Zamanın acelesi yoktur. Kendisine çizilen yoldan, menzile doğru yavaş yavaş akar. İçinde yaşayanların acelelerinden habersizdir. Çağın iletişim ve ulaşım araçlarının hızıyla yarışanlar, hiçbir zaman o hıza yetişemeyeceklerdir. İnsan, zaman gibi yaşamaya alışmalı yavaş yavaş…
Beyhude bir yarışa zorlarken ihtiyaçlarımız ve mecburiyetlerimiz, hayatın küçük güzelliklerini ıskalıyoruz. Oysa ki o göremediğimiz küçük ayrıntıları, güzellileri biriktirebilsek, işte o zaman hayatımız gerçek anlamda, anlamlanacaktır.
Çağın sunduğu nimetlerin hızına yetişmek isteyenlerin çoğu, anın güzelliğine kısa süreli ulaşmayı başarsa bile her zaman geride kalmaya mahkumdur. Geride kalıp yetişmeye çalışmak ise zamanı olduğundan daha kısa hissetmesine ve çok kolay olan güzelliklere bile zaman ayıramaz hale gelmesine neden olacaktır.
Bekleyenler, yetişmeye çalışanlardan daha çok zamanı ve içindekileri hisseder. Oysa ki hayatta ne varsa bir zaman ve mekân dairesi içinde vücut bulur. Ne kadar hızlı yaşarsa yaşasın bir insan, vaktinden önce doğamaz, ölemez, yaşayacağı bir olayı yaşayamaz.

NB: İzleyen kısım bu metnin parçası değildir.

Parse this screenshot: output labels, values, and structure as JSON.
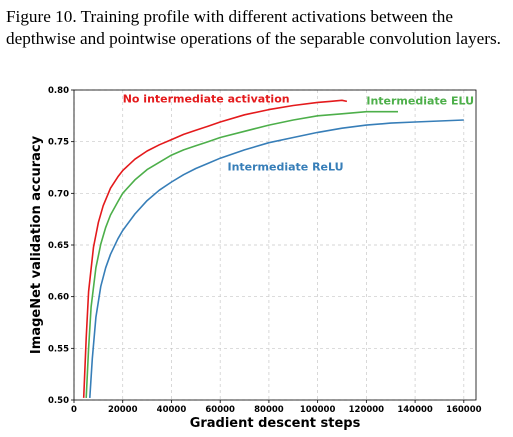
{
  "caption": "Figure 10. Training profile with different activations between the depthwise and pointwise operations of the separable convolution layers.",
  "chart_data": {
    "type": "line",
    "xlabel": "Gradient descent steps",
    "ylabel": "ImageNet validation accuracy",
    "xlim": [
      0,
      165000
    ],
    "ylim": [
      0.5,
      0.8
    ],
    "xticks": [
      0,
      20000,
      40000,
      60000,
      80000,
      100000,
      120000,
      140000,
      160000
    ],
    "xtick_labels": [
      "0",
      "20000",
      "40000",
      "60000",
      "80000",
      "100000",
      "120000",
      "140000",
      "160000"
    ],
    "yticks": [
      0.5,
      0.55,
      0.6,
      0.65,
      0.7,
      0.75,
      0.8
    ],
    "ytick_labels": [
      "0.50",
      "0.55",
      "0.60",
      "0.65",
      "0.70",
      "0.75",
      "0.80"
    ],
    "grid": true,
    "series": [
      {
        "name": "No intermediate activation",
        "color": "#e41a1c",
        "x": [
          4000,
          5000,
          6000,
          8000,
          10000,
          12000,
          15000,
          18000,
          20000,
          25000,
          30000,
          35000,
          40000,
          45000,
          50000,
          55000,
          60000,
          70000,
          80000,
          90000,
          100000,
          105000,
          110000,
          112000
        ],
        "y": [
          0.502,
          0.56,
          0.605,
          0.648,
          0.672,
          0.688,
          0.705,
          0.716,
          0.722,
          0.733,
          0.741,
          0.747,
          0.752,
          0.757,
          0.761,
          0.765,
          0.769,
          0.776,
          0.781,
          0.785,
          0.788,
          0.789,
          0.79,
          0.789
        ]
      },
      {
        "name": "Intermediate ELU",
        "color": "#4daf4a",
        "x": [
          5000,
          6000,
          7000,
          9000,
          11000,
          13000,
          15000,
          18000,
          20000,
          25000,
          30000,
          35000,
          40000,
          45000,
          50000,
          55000,
          60000,
          70000,
          80000,
          90000,
          100000,
          110000,
          120000,
          130000,
          133000
        ],
        "y": [
          0.502,
          0.55,
          0.59,
          0.628,
          0.651,
          0.667,
          0.679,
          0.692,
          0.7,
          0.713,
          0.723,
          0.73,
          0.737,
          0.742,
          0.746,
          0.75,
          0.754,
          0.76,
          0.766,
          0.771,
          0.775,
          0.777,
          0.779,
          0.779,
          0.779
        ]
      },
      {
        "name": "Intermediate ReLU",
        "color": "#377eb8",
        "x": [
          6500,
          7500,
          9000,
          11000,
          13000,
          15000,
          18000,
          20000,
          25000,
          30000,
          35000,
          40000,
          45000,
          50000,
          55000,
          60000,
          70000,
          80000,
          90000,
          100000,
          110000,
          120000,
          130000,
          140000,
          150000,
          160000
        ],
        "y": [
          0.502,
          0.54,
          0.58,
          0.61,
          0.628,
          0.641,
          0.656,
          0.664,
          0.68,
          0.693,
          0.703,
          0.711,
          0.718,
          0.724,
          0.729,
          0.734,
          0.742,
          0.749,
          0.754,
          0.759,
          0.763,
          0.766,
          0.768,
          0.769,
          0.77,
          0.771
        ]
      }
    ],
    "annotations": [
      {
        "text": "No intermediate activation",
        "color": "#e41a1c",
        "x": 20000,
        "y": 0.788
      },
      {
        "text": "Intermediate ELU",
        "color": "#4daf4a",
        "x": 120000,
        "y": 0.786
      },
      {
        "text": "Intermediate ReLU",
        "color": "#377eb8",
        "x": 63000,
        "y": 0.722
      }
    ]
  }
}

Aslında yaşantımızda bunun defalarca örneğini görmekteyiz. Ama niye hızlı bir yaşam, niye zamanla bir yarış içindeyiz, anlamak kolay olmasa gerek. Mesela hiçbir tohum toprağın bağrında filizlenmek için acele etmez. O kurumuş kütükleşmiş tohum zamanın, suyun ve toprağın ona yol açmasını bekler, sonra kabuğu çatlar. İçinden çıkan filiz ne üzerindeki kabuğu çatlamaya ne de toprağı delip güneşe ulaşmaya güç yetirebilir. Toprak, dokunmakla bile kırılacak bir filize güneşe ulaşsın diye gevşedikçe gevşer yol açar, önünde durmaz.
Tohum acele etmez filizlenirken, toprağın üzerine çıkarken, fidan olurken, ağaç olurken. Çünkü bilir hayat, yavaş yavaş doğmak ve yaşamaktır.
Modern hayatın sunduğu, hızlı ve sonu gelmeyecek hedeflere doğru çılgınca koşma hastalığı, belki de bugünün insanlarının en büyük imtihanı olsa gerek. Ne zaman ki insan yaşam hızını düşürür ve etrafında olan biteni fark eder, işte o zaman bunca koşuşturmanın yersizliğini anlayacaktır. Bu konuyu güzel hikâye ile özetleyelim
Bir zamanlar Afrika’da kayıp bir şehri aramakta olan arkeologlar, beraberlerindeki eşya ve yükleri, hayvanların ve yerlilerin yardımı ile taşıyarak uzun bir yolculuğa çıkmışlar. Kafile zor tabiat şartlarında, balta girmemiş ormanların içinde ilerleyerek, nehirleri, çağlayanları geçerek yolculuğa günlerce devam etmiş.
Fakat günlerden bir gün yerlilerin bir kısmı birden durmuşlar. Taşıdıkları yükleri yere indirmişler ve hiç konuşmadan beklemeye başlamışlar. Ulaşmak istedikleri yere bir an önce varmak isteyen batılı arkeologlar bu duruma bir anlam veremeyip, zaman kaybettiklerini, bir an önce yola devam etmeleri gerektiğini anlatarak, yerlilerin neden durduklarını öğrenmek istemişler. Fakat yerliler büyük bir suskunluk içinde sadece bekliyorlarmış. Bu anlaşılmaz durumu yerlilerin dilinden anlayan rehber, onlarla bir süre konuştuktan sonra şu şekilde ifade etmeye çalışmış:
“Çok hızlı gidiyoruz. Ruhlarımız geride kalıyor.”
Evet hızlı yaşamanın bazı güzellikleri olabilir, ama zamanı, hayatı daha güzel kavrayabilmemizin yolu, yavaş yavaş yaşamak ve güzel erdemleri çoğaltarak hayatımız güzelleştirmektir.